Hey everyone, hope you’re having an incredible day today. Today, I’m gonna show you how to make a distinctive dish, cornbread breaded chicken fingers. One of my favorites. For mine, I am going to make it a little bit tasty. This is gonna smell and look delicious.
These garlicky, lightly breaded chicken strips just require a buttermilk marinade before a quick saute. Most people won't think twice about serving basic cornbread when is on the table. But switching up your side dishes can bring a refreshing change to a classic comfort food dish.
Cornbread Breaded Chicken Fingers is one of the most popular of recent trending foods on earth. It’s simple, it is quick, it tastes delicious. It’s enjoyed by millions every day. They’re nice and they look fantastic. Cornbread Breaded Chicken Fingers is something that I’ve loved my entire life.
To get started with this particular recipe, we must prepare a few ingredients. You can have cornbread breaded chicken fingers using 10 ingredients and 13 steps. Here is how you can achieve that.
The ingredients needed to make Cornbread Breaded Chicken Fingers:
- Prepare 1 lb. chicken tenders (chicken breasts cut into strips)
- Make ready 2 cups cornbread crumbs
- Get 1/4 cup parmesan cheese
- Make ready 1/2 cup tapioca flour
- Make ready 2 eggs
- Prepare 2 TBSP Dijon mustard
- Take 1/4 cup honey
- Take 2 TBSP melted butter
- Make ready 1/2 tsp. apple cider vinegar
- Get 1/4 cup fresh cranberries
If you like garlic, you will like this. Being a former West Virginia girl, I like this with pinto beans, greens and a side of cornbread. This Tennessee Southern corn light bread isn't low in calories or fat, but the texture is lighter than a typical Southern cornbread. Cornbread pudding is both a corn pudding and spoon bread, so it's sure to please.

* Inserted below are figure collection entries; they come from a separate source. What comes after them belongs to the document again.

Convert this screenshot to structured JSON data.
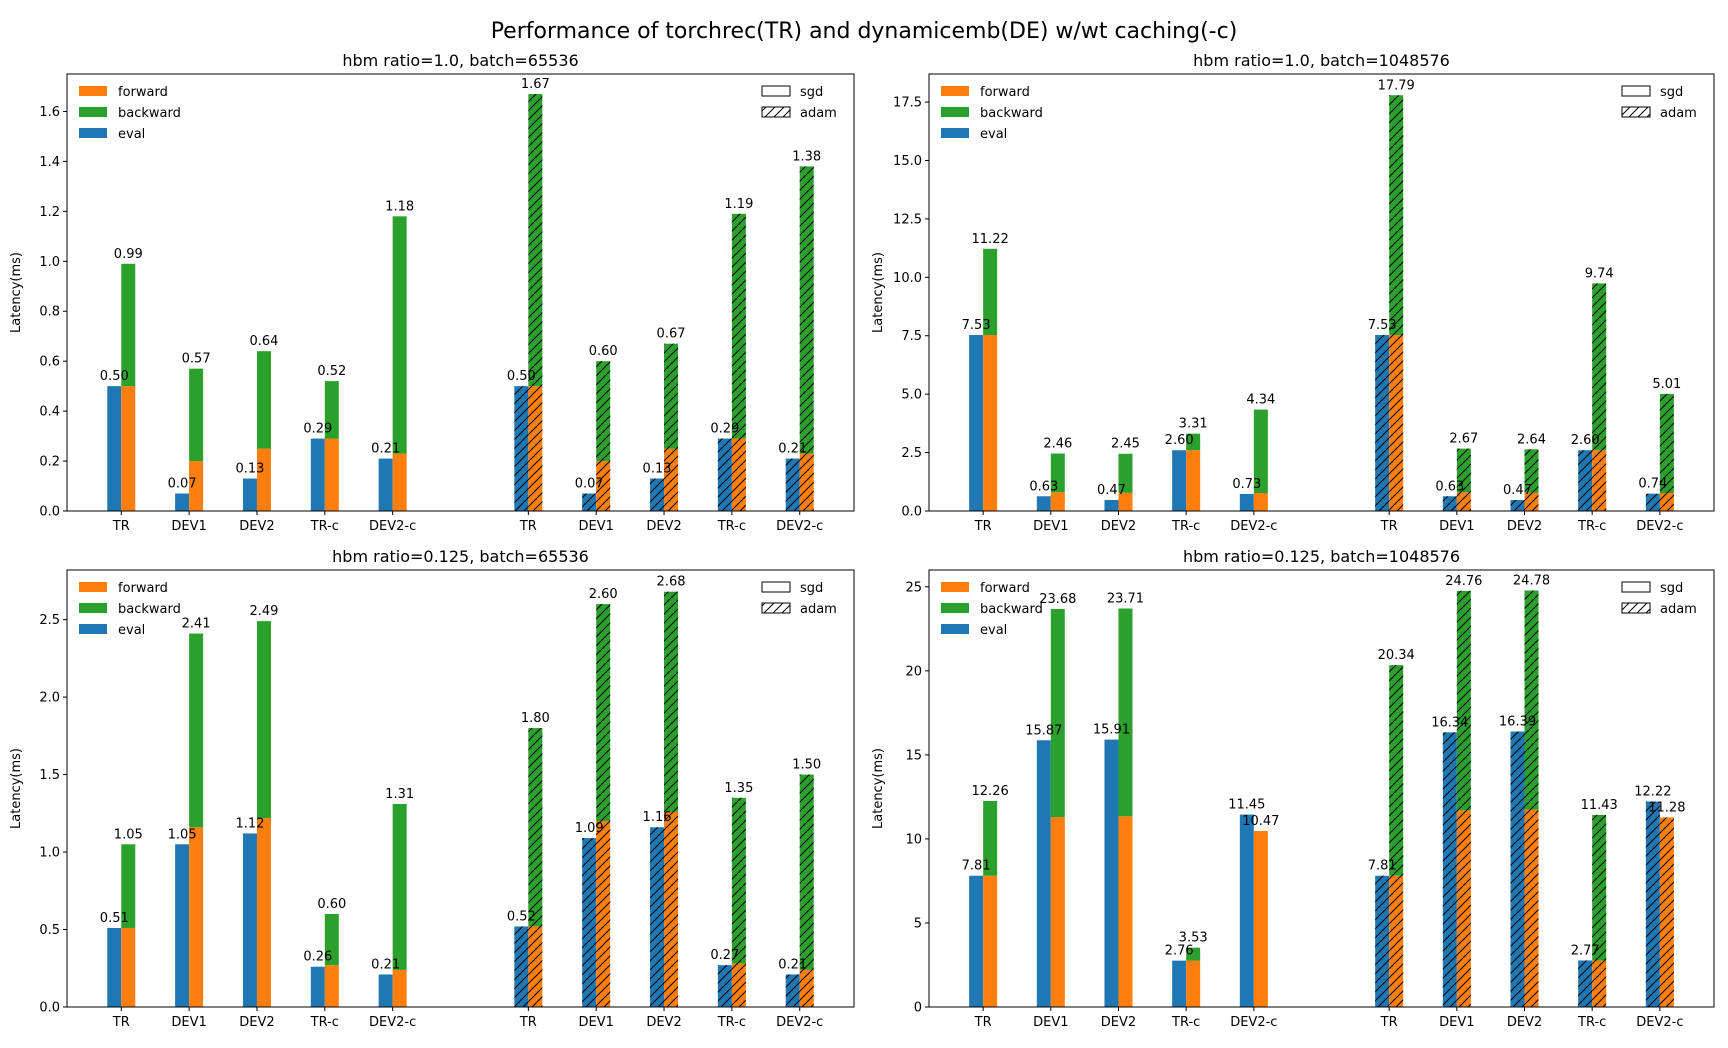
{
  "title": "Performance of torchrec(TR) and dynamicemb(DE) w/wt caching(-c)",
  "colors": {
    "forward": "#ff7f0e",
    "backward": "#2ca02c",
    "eval": "#1f77b4"
  },
  "legend_series": [
    "forward",
    "backward",
    "eval"
  ],
  "legend_optimizers": [
    "sgd",
    "adam"
  ],
  "chart_data": [
    {
      "type": "bar",
      "title": "hbm ratio=1.0, batch=65536",
      "ylabel": "Latency(ms)",
      "ylim": [
        0,
        1.75
      ],
      "yticks": [
        0.0,
        0.2,
        0.4,
        0.6,
        0.8,
        1.0,
        1.2,
        1.4,
        1.6
      ],
      "ytick_decimals": 1,
      "groups": [
        {
          "optimizer": "sgd",
          "categories": [
            "TR",
            "DEV1",
            "DEV2",
            "TR-c",
            "DEV2-c"
          ],
          "eval": [
            0.5,
            0.07,
            0.13,
            0.29,
            0.21
          ],
          "forward": [
            0.5,
            0.2,
            0.25,
            0.29,
            0.23
          ],
          "total": [
            0.99,
            0.57,
            0.64,
            0.52,
            1.18
          ],
          "eval_labels": [
            "0.50",
            "0.07",
            "0.13",
            "0.29",
            "0.21"
          ],
          "total_labels": [
            "0.99",
            "0.57",
            "0.64",
            "0.52",
            "1.18"
          ]
        },
        {
          "optimizer": "adam",
          "categories": [
            "TR",
            "DEV1",
            "DEV2",
            "TR-c",
            "DEV2-c"
          ],
          "eval": [
            0.5,
            0.07,
            0.13,
            0.29,
            0.21
          ],
          "forward": [
            0.5,
            0.2,
            0.25,
            0.29,
            0.23
          ],
          "total": [
            1.67,
            0.6,
            0.67,
            1.19,
            1.38
          ],
          "eval_labels": [
            "0.50",
            "0.07",
            "0.13",
            "0.29",
            "0.21"
          ],
          "total_labels": [
            "1.67",
            "0.60",
            "0.67",
            "1.19",
            "1.38"
          ]
        }
      ]
    },
    {
      "type": "bar",
      "title": "hbm ratio=1.0, batch=1048576",
      "ylabel": "Latency(ms)",
      "ylim": [
        0,
        18.7
      ],
      "yticks": [
        0.0,
        2.5,
        5.0,
        7.5,
        10.0,
        12.5,
        15.0,
        17.5
      ],
      "ytick_decimals": 1,
      "groups": [
        {
          "optimizer": "sgd",
          "categories": [
            "TR",
            "DEV1",
            "DEV2",
            "TR-c",
            "DEV2-c"
          ],
          "eval": [
            7.53,
            0.63,
            0.47,
            2.6,
            0.73
          ],
          "forward": [
            7.53,
            0.8,
            0.78,
            2.6,
            0.77
          ],
          "total": [
            11.22,
            2.46,
            2.45,
            3.31,
            4.34
          ],
          "eval_labels": [
            "7.53",
            "0.63",
            "0.47",
            "2.60",
            "0.73"
          ],
          "total_labels": [
            "11.22",
            "2.46",
            "2.45",
            "3.31",
            "4.34"
          ]
        },
        {
          "optimizer": "adam",
          "categories": [
            "TR",
            "DEV1",
            "DEV2",
            "TR-c",
            "DEV2-c"
          ],
          "eval": [
            7.53,
            0.63,
            0.47,
            2.6,
            0.74
          ],
          "forward": [
            7.53,
            0.8,
            0.78,
            2.6,
            0.77
          ],
          "total": [
            17.79,
            2.67,
            2.64,
            9.74,
            5.01
          ],
          "eval_labels": [
            "7.53",
            "0.63",
            "0.47",
            "2.60",
            "0.74"
          ],
          "total_labels": [
            "17.79",
            "2.67",
            "2.64",
            "9.74",
            "5.01"
          ]
        }
      ]
    },
    {
      "type": "bar",
      "title": "hbm ratio=0.125, batch=65536",
      "ylabel": "Latency(ms)",
      "ylim": [
        0,
        2.82
      ],
      "yticks": [
        0.0,
        0.5,
        1.0,
        1.5,
        2.0,
        2.5
      ],
      "ytick_decimals": 1,
      "groups": [
        {
          "optimizer": "sgd",
          "categories": [
            "TR",
            "DEV1",
            "DEV2",
            "TR-c",
            "DEV2-c"
          ],
          "eval": [
            0.51,
            1.05,
            1.12,
            0.26,
            0.21
          ],
          "forward": [
            0.51,
            1.16,
            1.22,
            0.27,
            0.24
          ],
          "total": [
            1.05,
            2.41,
            2.49,
            0.6,
            1.31
          ],
          "eval_labels": [
            "0.51",
            "1.05",
            "1.12",
            "0.26",
            "0.21"
          ],
          "total_labels": [
            "1.05",
            "2.41",
            "2.49",
            "0.60",
            "1.31"
          ]
        },
        {
          "optimizer": "adam",
          "categories": [
            "TR",
            "DEV1",
            "DEV2",
            "TR-c",
            "DEV2-c"
          ],
          "eval": [
            0.52,
            1.09,
            1.16,
            0.27,
            0.21
          ],
          "forward": [
            0.52,
            1.2,
            1.26,
            0.28,
            0.24
          ],
          "total": [
            1.8,
            2.6,
            2.68,
            1.35,
            1.5
          ],
          "eval_labels": [
            "0.52",
            "1.09",
            "1.16",
            "0.27",
            "0.21"
          ],
          "total_labels": [
            "1.80",
            "2.60",
            "2.68",
            "1.35",
            "1.50"
          ]
        }
      ]
    },
    {
      "type": "bar",
      "title": "hbm ratio=0.125, batch=1048576",
      "ylabel": "Latency(ms)",
      "ylim": [
        0,
        26
      ],
      "yticks": [
        0,
        5,
        10,
        15,
        20,
        25
      ],
      "ytick_decimals": 0,
      "groups": [
        {
          "optimizer": "sgd",
          "categories": [
            "TR",
            "DEV1",
            "DEV2",
            "TR-c",
            "DEV2-c"
          ],
          "eval": [
            7.81,
            15.87,
            15.91,
            2.76,
            11.45
          ],
          "forward": [
            7.81,
            11.3,
            11.35,
            2.76,
            10.47
          ],
          "total": [
            12.26,
            23.68,
            23.71,
            3.53,
            10.47
          ],
          "eval_labels": [
            "7.81",
            "15.87",
            "15.91",
            "2.76",
            "11.45"
          ],
          "total_labels": [
            "12.26",
            "23.68",
            "23.71",
            "3.53",
            "10.47"
          ]
        },
        {
          "optimizer": "adam",
          "categories": [
            "TR",
            "DEV1",
            "DEV2",
            "TR-c",
            "DEV2-c"
          ],
          "eval": [
            7.81,
            16.34,
            16.39,
            2.77,
            12.22
          ],
          "forward": [
            7.81,
            11.7,
            11.75,
            2.77,
            11.28
          ],
          "total": [
            20.34,
            24.76,
            24.78,
            11.43,
            11.28
          ],
          "eval_labels": [
            "7.81",
            "16.34",
            "16.39",
            "2.77",
            "12.22"
          ],
          "total_labels": [
            "20.34",
            "24.76",
            "24.78",
            "11.43",
            "11.28"
          ]
        }
      ]
    }
  ]
}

Instructions to make Cornbread Breaded Chicken Fingers:
- Preheat oven to 450 degrees.
- In a bowl combine the cornbread crumbs and parmesan cheese.
- In another bowl add tapioca flour and in third bowl whisk the eggs.
- Take one chicken tender dip in tapioca flour, then egg and dredge in cornbread crumbs.
- Place on a baking sheet line with parchment paper.
- Repeat until all chicken tenders are covered.
- Bake for 10-15 minutes or until chicken juice runs clear and there is no pink when cut open.
- While the chicken is baking prepare the cranberry honey mustard.
- In a food processor add Dijon mustard, honey mustard, honey, apple cider vinegar and cranberries.
- Puree until smooth.
- Add to a saucepan with butter and cook until just beginning to simmer.
- Remove from heat and use as dipping sauce.
- Enjoy!
The recipe balances out the two favorite Southern side dishes, resulting in a dish that's. Cornbread Chicken and Dumplings is a comforting winter or fall meal. A classic chicken soup is the base and on top are fluffy cornbread dumplings! This cornbread recipe uses the muffin mixing method (whisk together dry ingredients in one bowl, wet in the other, then fold the wet into dry) plus some smart prep shortcuts to help it come together The resulting cornbread is a delightful combination of savory-sweet flavors and tender-crisp deliciousness. Baked corn breads, on the other hand, are similar to corn cakes.